Adapun yang ketiga soal pembagian jam kerja para pengemudi bus atau truk yang dinilai tidak teratur. Hal itu memengaruhi kondisi kesehatan dari para pengemudi dan berakibat pada potensi terjadinya kecelakaan di jalan. Komite Nasional Keselamatan Transportasi (KNKT) menemukan bahwa adanya kelelahan yang berdasarkan desain alias fatigue by design dengan di antaranya jam kerja pengemudi jauh di atas 12 jam.
“Waktu kerja, waktu istirahat, waktu libur, dan tempat istirahat pengemudi bus dan truk di Indonesia sangat buruk. Tidak ada regulasi yang melindungi mereka, sehingga performance mereka beresiko tinggi terhadap kelelahan dan bisa berujung pada microsleep,” ujar Djoko.

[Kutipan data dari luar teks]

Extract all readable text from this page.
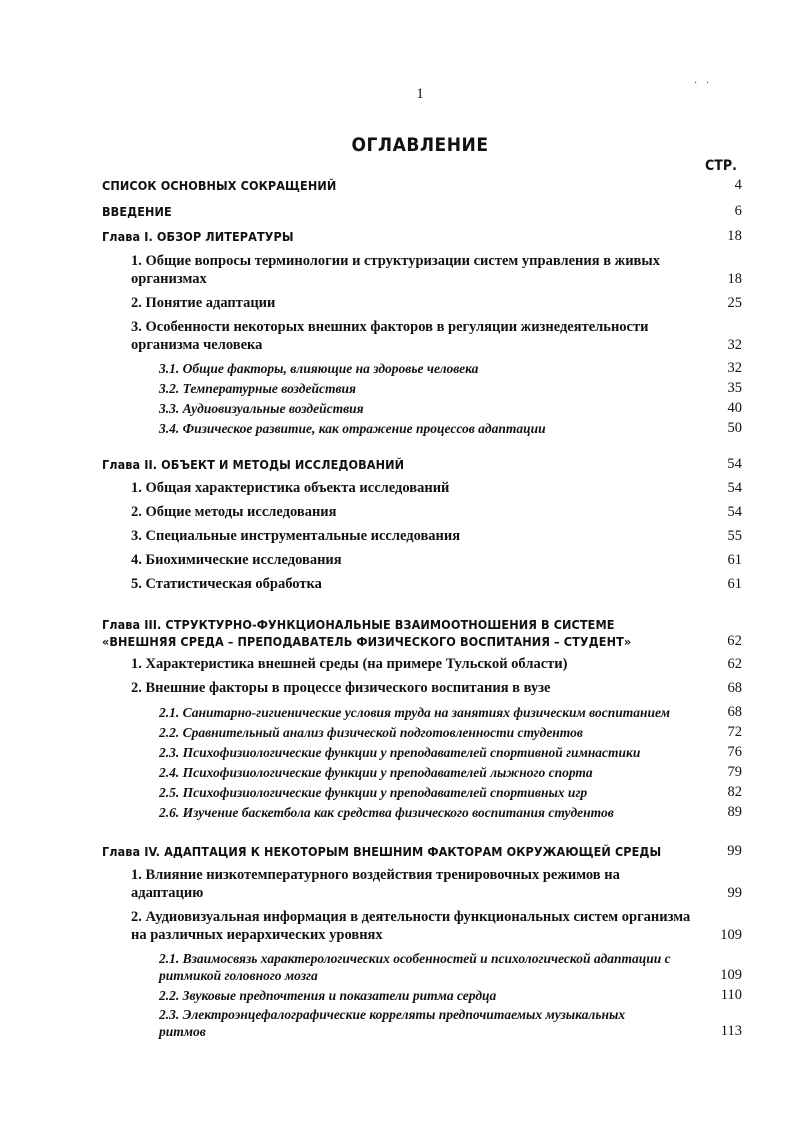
1
· ·
ОГЛАВЛЕНИЕ
СТР.
СПИСОК ОСНОВНЫХ СОКРАЩЕНИЙ	4
ВВЕДЕНИЕ	6
Глава I. ОБЗОР ЛИТЕРАТУРЫ	18
1. Общие вопросы терминологии и структуризации систем управления в живых организмах	18
2. Понятие адаптации	25
3. Особенности некоторых внешних факторов в регуляции жизнедеятельности организма человека	32
3.1. Общие факторы, влияющие на здоровье человека	32
3.2. Температурные воздействия	35
3.3. Аудиовизуальные воздействия	40
3.4. Физическое развитие, как отражение процессов адаптации	50
Глава II. ОБЪЕКТ И МЕТОДЫ ИССЛЕДОВАНИЙ	54
1. Общая характеристика объекта исследований	54
2. Общие методы исследования	54
3. Специальные инструментальные исследования	55
4. Биохимические исследования	61
5. Статистическая обработка	61
Глава III. СТРУКТУРНО-ФУНКЦИОНАЛЬНЫЕ ВЗАИМООТНОШЕНИЯ В СИСТЕМЕ «ВНЕШНЯЯ СРЕДА – ПРЕПОДАВАТЕЛЬ ФИЗИЧЕСКОГО ВОСПИТАНИЯ – СТУДЕНТ»	62
1. Характеристика внешней среды (на примере Тульской области)	62
2. Внешние факторы в процессе физического воспитания в вузе	68
2.1. Санитарно-гигиенические условия труда на занятиях физическим воспитанием	68
2.2. Сравнительный анализ физической подготовленности студентов	72
2.3. Психофизиологические функции у преподавателей спортивной гимнастики	76
2.4. Психофизиологические функции у преподавателей лыжного спорта	79
2.5. Психофизиологические функции у преподавателей спортивных игр	82
2.6. Изучение баскетбола как средства физического воспитания студентов	89
Глава IV. АДАПТАЦИЯ К НЕКОТОРЫМ ВНЕШНИМ ФАКТОРАМ ОКРУЖАЮЩЕЙ СРЕДЫ	99
1. Влияние низкотемпературного воздействия тренировочных режимов на адаптацию	99
2. Аудиовизуальная информация в деятельности функциональных систем организма на различных иерархических уровнях	109
2.1. Взаимосвязь характерологических особенностей и психологической адаптации с ритмикой головного мозга	109
2.2. Звуковые предпочтения и показатели ритма сердца	110
2.3. Электроэнцефалографические корреляты предпочитаемых музыкальных ритмов	113
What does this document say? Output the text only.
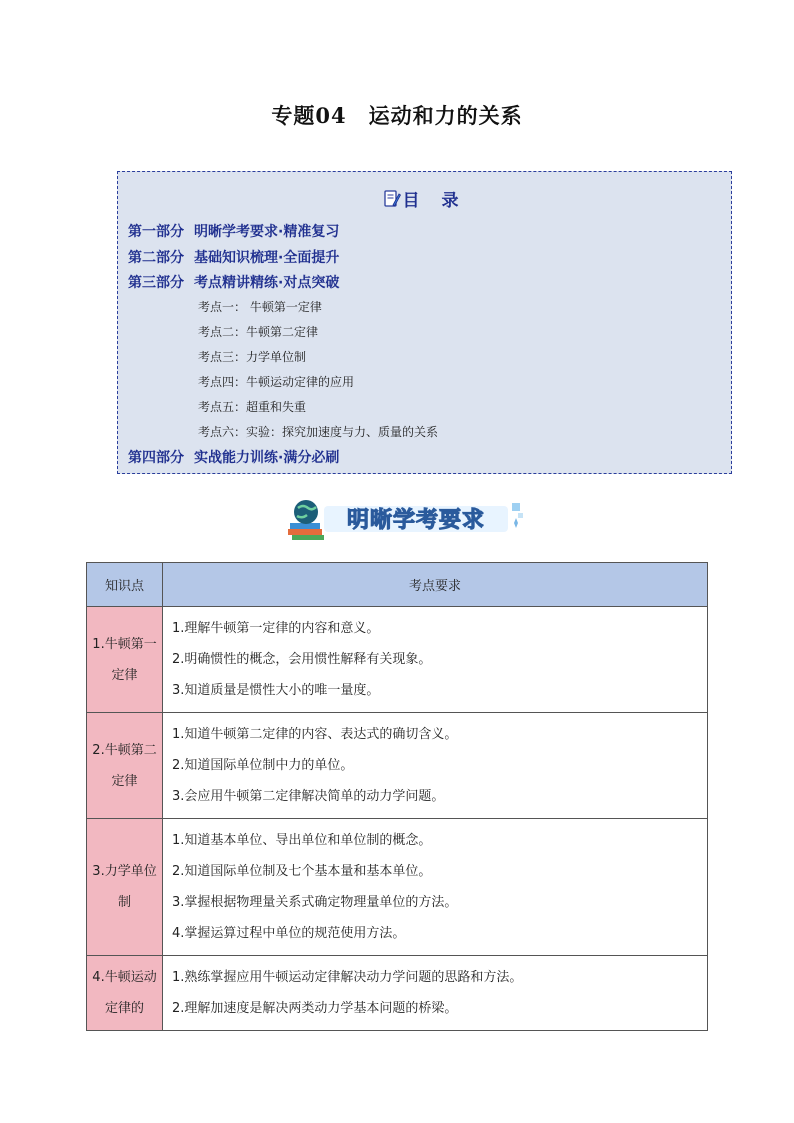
专题04 运动和力的关系
目 录
第一部分 明晰学考要求·精准复习
第二部分 基础知识梳理·全面提升
第三部分 考点精讲精练·对点突破
考点一： 牛顿第一定律
考点二：牛顿第二定律
考点三：力学单位制
考点四：牛顿运动定律的应用
考点五：超重和失重
考点六：实验：探究加速度与力、质量的关系
第四部分 实战能力训练·满分必刷
明晰学考要求
知识点	考点要求
1.牛顿第一定律	1.理解牛顿第一定律的内容和意义。
2.明确惯性的概念，会用惯性解释有关现象。
3.知道质量是惯性大小的唯一量度。

2.牛顿第二定律	1.知道牛顿第二定律的内容、表达式的确切含义。
2.知道国际单位制中力的单位。
3.会应用牛顿第二定律解决简单的动力学问题。

3.力学单位制	1.知道基本单位、导出单位和单位制的概念。
2.知道国际单位制及七个基本量和基本单位。
3.掌握根据物理量关系式确定物理量单位的方法。
4.掌握运算过程中单位的规范使用方法。

4.牛顿运动定律的	1.熟练掌握应用牛顿运动定律解决动力学问题的思路和方法。
2.理解加速度是解决两类动力学基本问题的桥梁。
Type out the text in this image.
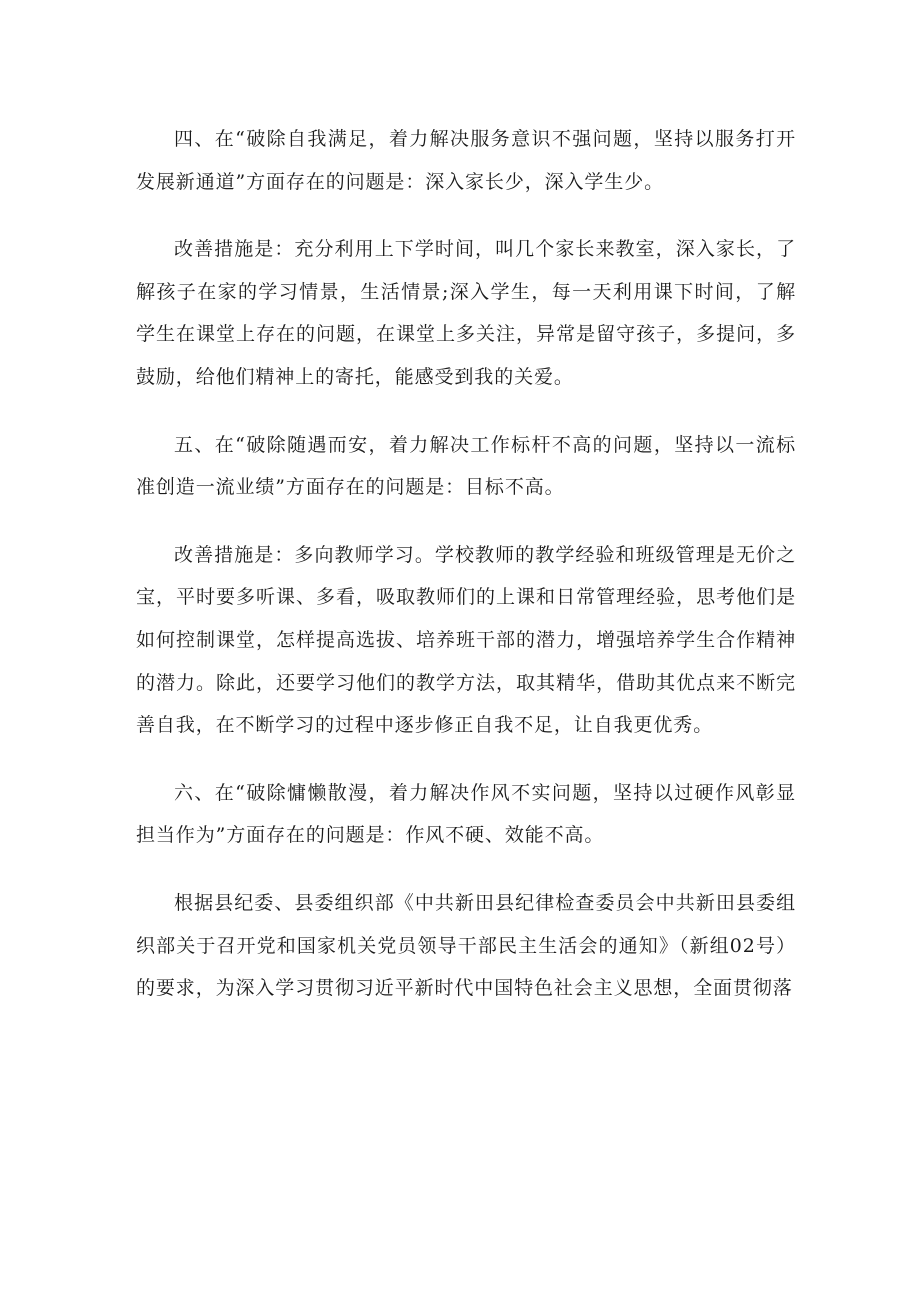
四、在“破除自我满足，着力解决服务意识不强问题，坚持以服务打开发展新通道”方面存在的问题是：深入家长少，深入学生少。

改善措施是：充分利用上下学时间，叫几个家长来教室，深入家长，了解孩子在家的学习情景，生活情景;深入学生，每一天利用课下时间，了解学生在课堂上存在的问题，在课堂上多关注，异常是留守孩子，多提问，多鼓励，给他们精神上的寄托，能感受到我的关爱。

五、在“破除随遇而安，着力解决工作标杆不高的问题，坚持以一流标准创造一流业绩”方面存在的问题是：目标不高。

改善措施是：多向教师学习。学校教师的教学经验和班级管理是无价之宝，平时要多听课、多看，吸取教师们的上课和日常管理经验，思考他们是如何控制课堂，怎样提高选拔、培养班干部的潜力，增强培养学生合作精神的潜力。除此，还要学习他们的教学方法，取其精华，借助其优点来不断完善自我，在不断学习的过程中逐步修正自我不足，让自我更优秀。

六、在“破除慵懒散漫，着力解决作风不实问题，坚持以过硬作风彰显担当作为”方面存在的问题是：作风不硬、效能不高。

根据县纪委、县委组织部《中共新田县纪律检查委员会中共新田县委组织部关于召开党和国家机关党员领导干部民主生活会的通知》（新组02号）的要求，为深入学习贯彻习近平新时代中国特色社会主义思想，全面贯彻落
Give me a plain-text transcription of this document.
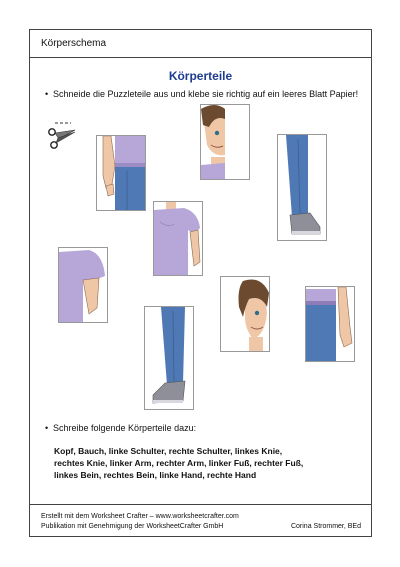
Körperschema
Körperteile
• Schneide die Puzzleteile aus und klebe sie richtig auf ein leeres Blatt Papier!
• Schreibe folgende Körperteile dazu:
Kopf, Bauch, linke Schulter, rechte Schulter, linkes Knie,
rechtes Knie, linker Arm, rechter Arm, linker Fuß, rechter Fuß,
linkes Bein, rechtes Bein, linke Hand, rechte Hand
Erstellt mit dem Worksheet Crafter – www.worksheetcrafter.com
Publikation mit Genehmigung der WorksheetCrafter GmbH	Corina Strommer, BEd
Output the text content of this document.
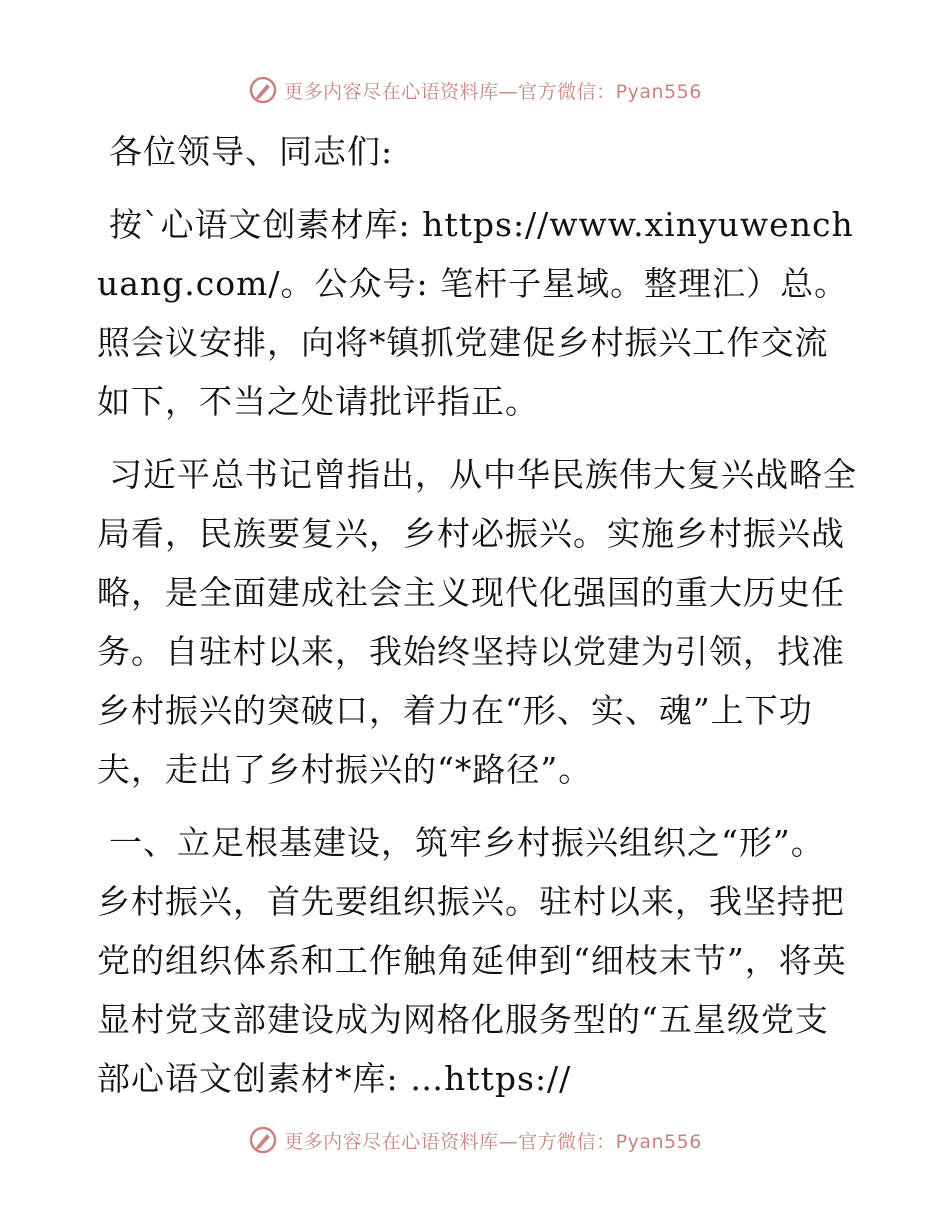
更多内容尽在心语资料库—官方微信：Pyan556

各位领导、同志们:

按`心语文创素材库: https://www.xinyuwenchuang.com/。公众号: 笔杆子星域。整理汇）总。照会议安排，向将*镇抓党建促乡村振兴工作交流如下，不当之处请批评指正。

习近平总书记曾指出，从中华民族伟大复兴战略全局看，民族要复兴，乡村必振兴。实施乡村振兴战略，是全面建成社会主义现代化强国的重大历史任务。自驻村以来，我始终坚持以党建为引领，找准乡村振兴的突破口，着力在“形、实、魂”上下功夫，走出了乡村振兴的“*路径”。

一、立足根基建设，筑牢乡村振兴组织之“形”。乡村振兴，首先要组织振兴。驻村以来，我坚持把党的组织体系和工作触角延伸到“细枝末节”，将英显村党支部建设成为网格化服务型的“五星级党支部心语文创素材*库: …https://

更多内容尽在心语资料库—官方微信：Pyan556
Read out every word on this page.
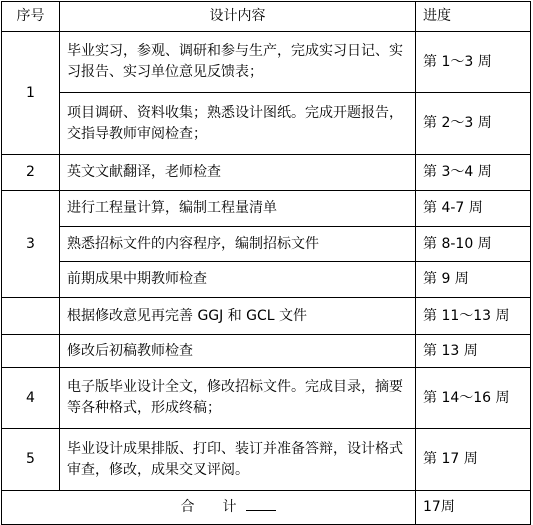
序号	设计内容	进度
1	毕业实习，参观、调研和参与生产，完成实习日记、实习报告、实习单位意见反馈表；	第 1～3 周
	项目调研、资料收集；熟悉设计图纸。完成开题报告，交指导教师审阅检查；	第 2～3 周
2	英文文献翻译，老师检查	第 3～4 周
3	进行工程量计算，编制工程量清单	第 4-7 周
	熟悉招标文件的内容程序，编制招标文件	第 8-10 周
	前期成果中期教师检查	第 9 周
	根据修改意见再完善 GGJ 和 GCL 文件	第 11～13 周
	修改后初稿教师检查	第 13 周
4	电子版毕业设计全文，修改招标文件。完成目录，摘要等各种格式，形成终稿；	第 14～16 周
5	毕业设计成果排版、打印、装订并准备答辩，设计格式审查，修改，成果交叉评阅。	第 17 周
合　　计		17周
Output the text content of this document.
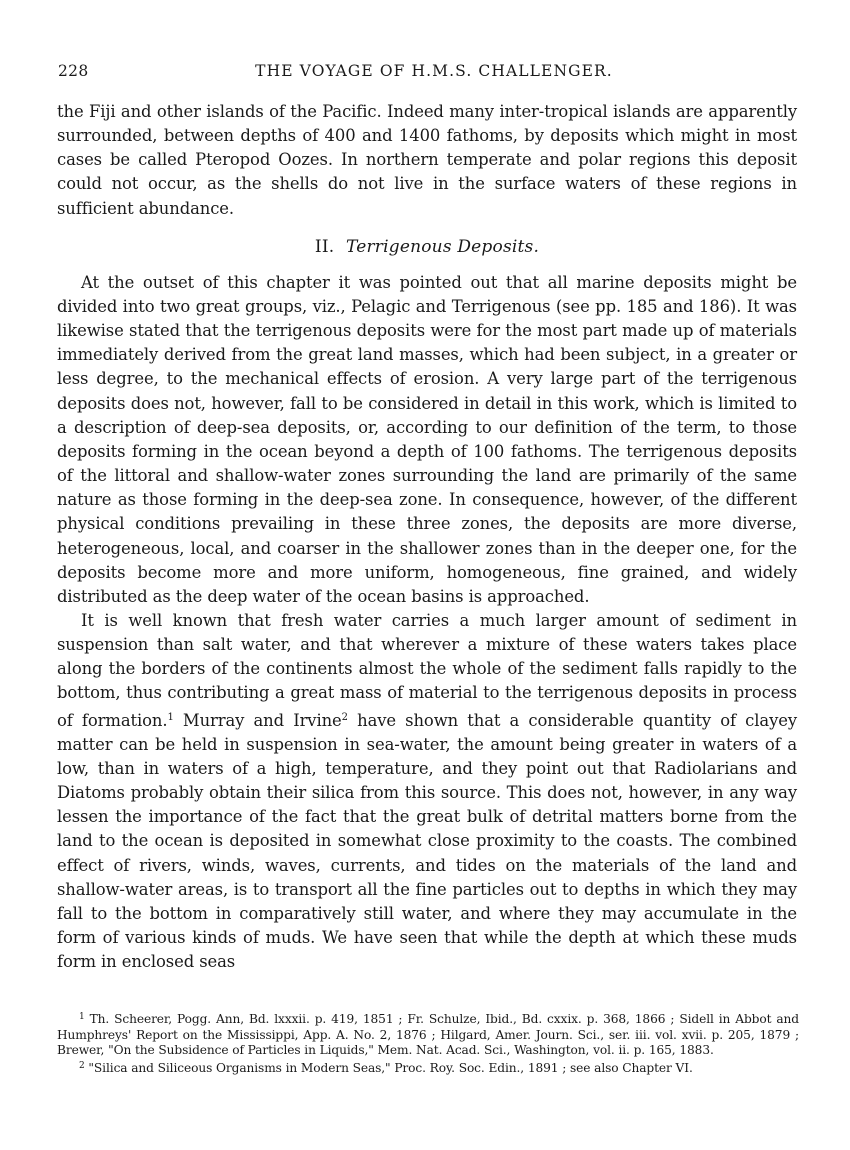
228	THE VOYAGE OF H.M.S. CHALLENGER.

the Fiji and other islands of the Pacific. Indeed many inter-tropical islands are apparently surrounded, between depths of 400 and 1400 fathoms, by deposits which might in most cases be called Pteropod Oozes. In northern temperate and polar regions this deposit could not occur, as the shells do not live in the surface waters of these regions in sufficient abundance.

II. Terrigenous Deposits.

At the outset of this chapter it was pointed out that all marine deposits might be divided into two great groups, viz., Pelagic and Terrigenous (see pp. 185 and 186). It was likewise stated that the terrigenous deposits were for the most part made up of materials immediately derived from the great land masses, which had been subject, in a greater or less degree, to the mechanical effects of erosion. A very large part of the terrigenous deposits does not, however, fall to be considered in detail in this work, which is limited to a description of deep-sea deposits, or, according to our definition of the term, to those deposits forming in the ocean beyond a depth of 100 fathoms. The terrigenous deposits of the littoral and shallow-water zones surrounding the land are primarily of the same nature as those forming in the deep-sea zone. In consequence, however, of the different physical conditions prevailing in these three zones, the deposits are more diverse, heterogeneous, local, and coarser in the shallower zones than in the deeper one, for the deposits become more and more uniform, homogeneous, fine grained, and widely distributed as the deep water of the ocean basins is approached.

It is well known that fresh water carries a much larger amount of sediment in suspension than salt water, and that wherever a mixture of these waters takes place along the borders of the continents almost the whole of the sediment falls rapidly to the bottom, thus contributing a great mass of material to the terrigenous deposits in process of formation.$^1$ Murray and Irvine$^2$ have shown that a considerable quantity of clayey matter can be held in suspension in sea-water, the amount being greater in waters of a low, than in waters of a high, temperature, and they point out that Radiolarians and Diatoms probably obtain their silica from this source. This does not, however, in any way lessen the importance of the fact that the great bulk of detrital matters borne from the land to the ocean is deposited in somewhat close proximity to the coasts. The combined effect of rivers, winds, waves, currents, and tides on the materials of the land and shallow-water areas, is to transport all the fine particles out to depths in which they may fall to the bottom in comparatively still water, and where they may accumulate in the form of various kinds of muds. We have seen that while the depth at which these muds form in enclosed seas

$^1$ Th. Scheerer, Pogg. Ann, Bd. lxxxii. p. 419, 1851 ; Fr. Schulze, Ibid., Bd. cxxix. p. 368, 1866 ; Sidell in Abbot and Humphreys' Report on the Mississippi, App. A. No. 2, 1876 ; Hilgard, Amer. Journ. Sci., ser. iii. vol. xvii. p. 205, 1879 ; Brewer, "On the Subsidence of Particles in Liquids," Mem. Nat. Acad. Sci., Washington, vol. ii. p. 165, 1883.

$^2$ "Silica and Siliceous Organisms in Modern Seas," Proc. Roy. Soc. Edin., 1891 ; see also Chapter VI.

Djoko mengkhawatirkan ketiga masalah krusial tersebut, spesifik yang dialami oleh para pengemudi kendaraan bus ataupun truk di Indonesia. Jika tidak ada evaluasi untuk perbaikan ke depannya, kemungkinan kecelakaan serupa kasus yang menimpa pelajar SMK Lingga Kencana Depok bisa terjadi lagi.
“Sampai saat ini belum ada sistem mitigasi yang terstruktur dan sistematis, sehingga ke depan kecelakaan bus dan truk di Indonesia bisa akan terus terjadi. Bahkan cenderung akan mengalami peningkatan karena jika tidak ditangani hal ini akan semakin memburuk.
Diketahui, kecelakaan maut yang dialami rombongan SMK Lingga Kencana Depok terjadi di Jalan Raya Ciater, Kabupaten Subang, Provinsi Jawa Barat, Sabtu (11/5/2024) malam. Dikabarkan ada sebanyak 11 orang yang meninggal dunia dalam insiden tersebut. Sebanyak 10 korban tewas merupakan rombongan SMK Lingga Kencana Depok dan satu orang warga yang tengah parkir.